Genomic companies will prove to be invaluable to determine the causes of diseases such as cancer. Cancers killed 6.3 million people in 1996, and there were 10 million new cases - not all of them fatal. This expected to at least double in most countries in the next 25 years.

Look for biotechnology companies that are developing products aimed at markets for a new drug that is both large and underserviced. While an effective treatment for acute respiratory distress syndrome would be a substantial breakthrough and achieve overnight success, it’s hard to get enthused about yet another asthma drug because current treatments are satisfactory.

Another key factor in a drug’s success is how frequently it’s likely to be prescribed.  Drugs that are used to treat chronic conditions such as the afflictions related to aging or AIDS, will generate a lot more cash flow than infrequently used treatments like vaccines.

Technology: Deciphering a biotech’s research methodology is not an easy task to do. So when evaluating a biotech company, the individual must look to see if the research and development can do what it needs to do and supposedly solve a  medical problem or problems.

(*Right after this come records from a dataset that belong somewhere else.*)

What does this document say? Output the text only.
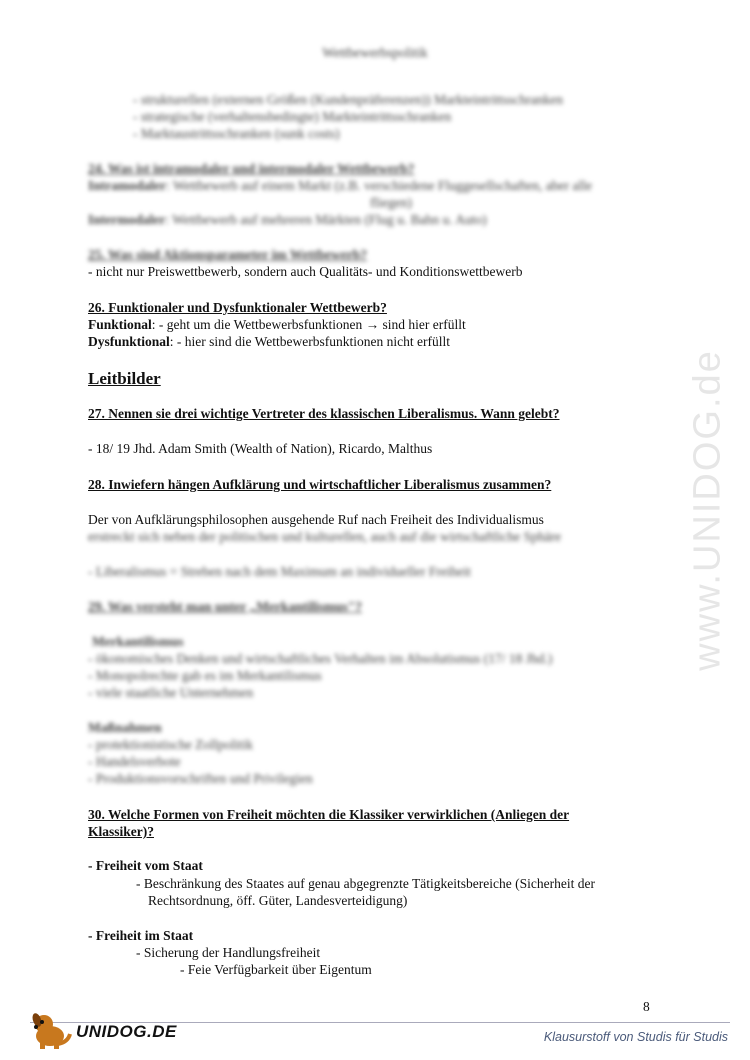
www.UNIDOG.de
Wettbewerbspolitik
- strukturellen (externen Größen (Kundenpräferenzen)) Markteintrittsschranken
- strategische (verhaltensbedingte) Markteintrittsschranken
- Marktaustrittsschranken (sunk costs)
24. Was ist intramodaler und intermodaler Wettbewerb?
Intramodaler: Wettbewerb auf einem Markt (z.B. verschiedene Fluggesellschaften, aber alle
fliegen)
Intermodaler: Wettbewerb auf mehreren Märkten (Flug u. Bahn u. Auto)
25. Was sind Aktionsparameter im Wettbewerb?
- nicht nur Preiswettbewerb, sondern auch Qualitäts- und Konditionswettbewerb
26. Funktionaler und Dysfunktionaler Wettbewerb?
Funktional: - geht um die Wettbewerbsfunktionen → sind hier erfüllt
Dysfunktional: - hier sind die Wettbewerbsfunktionen nicht erfüllt
Leitbilder
27. Nennen sie drei wichtige Vertreter des klassischen Liberalismus. Wann gelebt?
- 18/ 19 Jhd. Adam Smith (Wealth of Nation), Ricardo, Malthus
28. Inwiefern hängen Aufklärung und wirtschaftlicher Liberalismus zusammen?
Der von Aufklärungsphilosophen ausgehende Ruf nach Freiheit des Individualismus
erstreckt sich neben der politischen und kulturellen, auch auf die wirtschaftliche Sphäre
- Liberalismus = Streben nach dem Maximum an individueller Freiheit
29. Was versteht man unter „Merkantilismus"?
Merkantilismus
- ökonomisches Denken und wirtschaftliches Verhalten im Absolutismus (17/ 18 Jhd.)
- Monopolrechte gab es im Merkantilismus
- viele staatliche Unternehmen
Maßnahmen
- protektionistische Zollpolitik
- Handelsverbote
- Produktionsvorschriften und Privilegien
30. Welche Formen von Freiheit möchten die Klassiker verwirklichen (Anliegen der
Klassiker)?
- Freiheit vom Staat
- Beschränkung des Staates auf genau abgegrenzte Tätigkeitsbereiche (Sicherheit der
Rechtsordnung, öff. Güter, Landesverteidigung)
- Freiheit im Staat
- Sicherung der Handlungsfreiheit
- Feie Verfügbarkeit über Eigentum
8
UNIDOG.DE	Klausurstoff von Studis für Studis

We at BioTech Sage Report believe that when you buy and own stocks you are buying a piece of the company, not the market, investing for long-term growth; day  to day fluctuations will come and go. We see sound fundamentals for the biotechnology sector based on the fact that companies are pumping more money into research and development, positive clinical data, demographic health trends and the recent passing of a bill to speed FDA approvals

Investing in biotechnology stocks is not for everyone and is best suited for risk-tolerant investors seeking above-average capital gains for long term investing. The biggest returns and risks come from getting into companies in preclinical trials, while the most secure investments are in companies that are well into clinical trials with strong marketing alliances, but the upside, however, may be limited.

Biotechnology can possess a magical effect on investors and with the right  companies, you are investing in tomorrow.